Bayesian Semi-Supervised Learning with Prior-Informed Regression: Predicting Psychosocial Distress in Glaucoma Patients

Youngsoo Baek Co-Author
 
Samuel Berchuck Speaker
 
Sunday, Aug 3: 2:25 PM - 2:45 PM
Topic-Contributed Paper Session 
Music City Center 
Glaucoma is a chronic condition that can cause significant psychosocial distress, yet screening for distress remains rare due to the high cost of collecting gold-standard labels. To address this challenge, we develop a novel semi-supervised learning approach that leverages a large historical dataset containing proxy indicators of distress to inform prediction in a smaller, prospectively collected cohort with gold-standard outcomes.
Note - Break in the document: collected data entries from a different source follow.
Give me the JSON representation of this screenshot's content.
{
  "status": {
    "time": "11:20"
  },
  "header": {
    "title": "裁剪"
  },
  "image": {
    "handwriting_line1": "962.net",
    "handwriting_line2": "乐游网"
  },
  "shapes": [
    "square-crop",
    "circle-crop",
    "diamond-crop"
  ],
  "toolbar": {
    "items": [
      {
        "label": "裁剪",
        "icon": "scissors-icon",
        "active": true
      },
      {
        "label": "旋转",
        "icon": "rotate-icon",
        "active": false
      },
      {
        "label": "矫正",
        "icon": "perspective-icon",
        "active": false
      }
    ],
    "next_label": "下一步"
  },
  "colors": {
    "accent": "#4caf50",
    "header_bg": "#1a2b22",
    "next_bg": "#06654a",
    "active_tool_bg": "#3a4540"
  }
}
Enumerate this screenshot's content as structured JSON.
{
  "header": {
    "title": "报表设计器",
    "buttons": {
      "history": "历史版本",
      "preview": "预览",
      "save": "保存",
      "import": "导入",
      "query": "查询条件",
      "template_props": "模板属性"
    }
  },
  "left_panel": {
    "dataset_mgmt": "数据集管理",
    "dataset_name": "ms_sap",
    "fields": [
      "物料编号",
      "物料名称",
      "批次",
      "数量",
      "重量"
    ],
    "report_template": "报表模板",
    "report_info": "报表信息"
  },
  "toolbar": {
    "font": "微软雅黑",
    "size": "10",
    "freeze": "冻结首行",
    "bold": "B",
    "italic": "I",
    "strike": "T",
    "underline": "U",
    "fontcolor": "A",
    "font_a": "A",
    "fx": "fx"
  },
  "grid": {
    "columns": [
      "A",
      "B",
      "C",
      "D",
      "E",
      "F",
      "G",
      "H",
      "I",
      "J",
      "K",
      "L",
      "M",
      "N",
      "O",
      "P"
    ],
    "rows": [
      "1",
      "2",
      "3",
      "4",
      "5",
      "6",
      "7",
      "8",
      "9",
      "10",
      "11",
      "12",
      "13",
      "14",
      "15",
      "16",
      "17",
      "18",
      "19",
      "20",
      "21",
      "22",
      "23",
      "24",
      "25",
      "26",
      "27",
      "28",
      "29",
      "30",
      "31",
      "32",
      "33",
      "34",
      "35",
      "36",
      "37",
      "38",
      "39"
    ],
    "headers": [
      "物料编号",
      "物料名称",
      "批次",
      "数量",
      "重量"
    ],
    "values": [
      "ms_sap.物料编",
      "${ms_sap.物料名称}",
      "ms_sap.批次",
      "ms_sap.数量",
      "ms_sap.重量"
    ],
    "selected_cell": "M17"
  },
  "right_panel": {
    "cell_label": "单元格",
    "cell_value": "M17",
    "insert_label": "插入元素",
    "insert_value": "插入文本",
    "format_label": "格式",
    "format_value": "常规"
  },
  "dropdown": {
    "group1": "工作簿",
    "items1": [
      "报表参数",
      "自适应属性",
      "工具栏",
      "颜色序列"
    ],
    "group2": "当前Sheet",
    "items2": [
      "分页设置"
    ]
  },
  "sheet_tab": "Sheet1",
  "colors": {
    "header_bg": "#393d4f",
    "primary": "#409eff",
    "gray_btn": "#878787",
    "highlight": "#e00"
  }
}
Rather than treating the historical data as directly labeled, we use it to construct informative priors on model parameters in a Bayesian regression framework, while explicitly accounting for discrepancies between proxy and true outcomes. This prior-informed strategy enables us to borrow strength from the large but imperfect dataset without assuming outcome equivalence, a common limitation in traditional semi-supervised methods. We demonstrate our approach through simulation studies and real-world data from glaucoma patients at the Duke Eye Center, showing improved prediction accuracy and robust uncertainty quantification in low-label clinical settings.